With that Kettle was ruthlessly seized, his clothes stripped off him, and he was soused in a washtub of warm water, while Aunt Tulip, with a scrub-brush, and soft soap of her own manufacture, scrubbed him from head to foot, including his woolly head. Kettle, who had rather dreaded the unusual experience, enjoyed it before he got through. Then Aunt Tulip, putting a nightgown of her own on him, covered him up in a little pallet she had made upon the floor of her own room, next the kitchen, and in two minutes Kettle had passed into the dreamless sleep of a tired little boy. Aunt Tulip began to examine the boy’s worn clothes. They were very ragged, and his shoes quite beyond help. But clothes, however ragged, may be washed and mended. So Aunt Tulip, who had worked hard all that day and every day, set herself the task of having something decent for Kettle to put on Christmas morning. She toiled at the washtub while Betty, afar off, was dancing, and the Colonel had long since gone to his bedroom on the ground floor. After Kettle’s poor clothes were washed and ironed, they were hung before the kitchen fire to dry, and then Aunt Tulip, getting out her big work-basket and brass thimble and putting on her horn spectacles, began the work of mending Kettle’s rags.

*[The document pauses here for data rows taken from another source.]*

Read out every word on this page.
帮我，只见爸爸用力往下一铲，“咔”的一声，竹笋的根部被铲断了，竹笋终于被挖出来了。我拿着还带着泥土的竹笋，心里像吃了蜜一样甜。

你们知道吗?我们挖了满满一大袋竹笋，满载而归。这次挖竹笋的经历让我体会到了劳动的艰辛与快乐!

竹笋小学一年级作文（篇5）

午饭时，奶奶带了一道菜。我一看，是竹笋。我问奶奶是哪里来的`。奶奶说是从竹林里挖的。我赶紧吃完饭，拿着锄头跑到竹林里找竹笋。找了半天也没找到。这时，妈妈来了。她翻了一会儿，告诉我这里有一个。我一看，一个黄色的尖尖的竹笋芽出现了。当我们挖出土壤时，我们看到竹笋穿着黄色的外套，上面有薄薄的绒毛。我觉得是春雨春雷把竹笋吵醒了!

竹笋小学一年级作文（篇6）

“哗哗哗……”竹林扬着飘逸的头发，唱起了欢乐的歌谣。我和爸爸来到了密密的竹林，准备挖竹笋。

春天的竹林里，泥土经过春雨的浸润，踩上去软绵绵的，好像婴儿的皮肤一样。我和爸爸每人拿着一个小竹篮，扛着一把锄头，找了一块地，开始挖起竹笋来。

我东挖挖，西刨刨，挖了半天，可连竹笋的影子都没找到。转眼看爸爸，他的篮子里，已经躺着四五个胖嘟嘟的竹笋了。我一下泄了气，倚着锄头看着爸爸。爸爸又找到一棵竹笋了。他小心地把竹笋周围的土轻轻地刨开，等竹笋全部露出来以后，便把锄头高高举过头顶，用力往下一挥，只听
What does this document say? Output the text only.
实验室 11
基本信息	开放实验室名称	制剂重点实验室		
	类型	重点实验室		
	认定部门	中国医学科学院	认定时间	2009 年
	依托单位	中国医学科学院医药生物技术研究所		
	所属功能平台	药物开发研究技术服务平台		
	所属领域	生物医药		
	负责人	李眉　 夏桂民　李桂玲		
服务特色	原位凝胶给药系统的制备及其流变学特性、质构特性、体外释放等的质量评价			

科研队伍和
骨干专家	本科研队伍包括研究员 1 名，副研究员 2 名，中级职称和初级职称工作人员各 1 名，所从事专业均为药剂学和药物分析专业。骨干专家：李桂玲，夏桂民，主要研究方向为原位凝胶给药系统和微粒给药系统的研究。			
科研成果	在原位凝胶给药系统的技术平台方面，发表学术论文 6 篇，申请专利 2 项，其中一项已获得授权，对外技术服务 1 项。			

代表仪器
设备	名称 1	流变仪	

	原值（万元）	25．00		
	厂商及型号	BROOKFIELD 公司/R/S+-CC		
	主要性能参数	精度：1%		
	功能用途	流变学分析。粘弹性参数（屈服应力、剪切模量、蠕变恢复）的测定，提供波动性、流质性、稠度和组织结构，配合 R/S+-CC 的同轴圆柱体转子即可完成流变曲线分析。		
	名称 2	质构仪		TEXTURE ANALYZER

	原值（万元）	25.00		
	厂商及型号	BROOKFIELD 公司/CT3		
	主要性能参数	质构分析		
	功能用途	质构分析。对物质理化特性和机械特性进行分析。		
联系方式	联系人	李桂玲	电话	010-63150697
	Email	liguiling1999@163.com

She patched and darned industriously, and at last, with a sigh of profound satisfaction, she folded up and laid upon a chair Kettle’s clothes, including his jacket and trousers, neatly washed and mended and decent. Nothing could be done with his shoes, except to put some shoe-polish on them, and this she did. The Christmas stars looked down kindly upon the poor negro woman toiling for one of God’s poor, and the Christmas angels wafted a benediction upon her humble head.
When her labor was over, Aunt Tulip lay down to rest for a couple of hours. She knew well enough when Betty would return, and the fire had to be started up in Betty’s room, and, after old Whitey had been put in the stable, Uncle Cesar must have his hot coffee and corn pone. For Aunt Tulip, like many of her humble sort, was a minister of kindness to all around her.
It was six o’clock, but still the world was all inky blackness when the wheels of the rockaway crunched before the door of Holly Lodge. The fire in Betty’s room had been stirred into a cheering blaze, and Aunt Tulip was ready to help her out of her simple evening gown.
“I declar, Miss Betty,” said Aunt Tulip, as she unhooked Betty, “how some folks kin let a chile go as raggety as that air boy, I doan’ see.”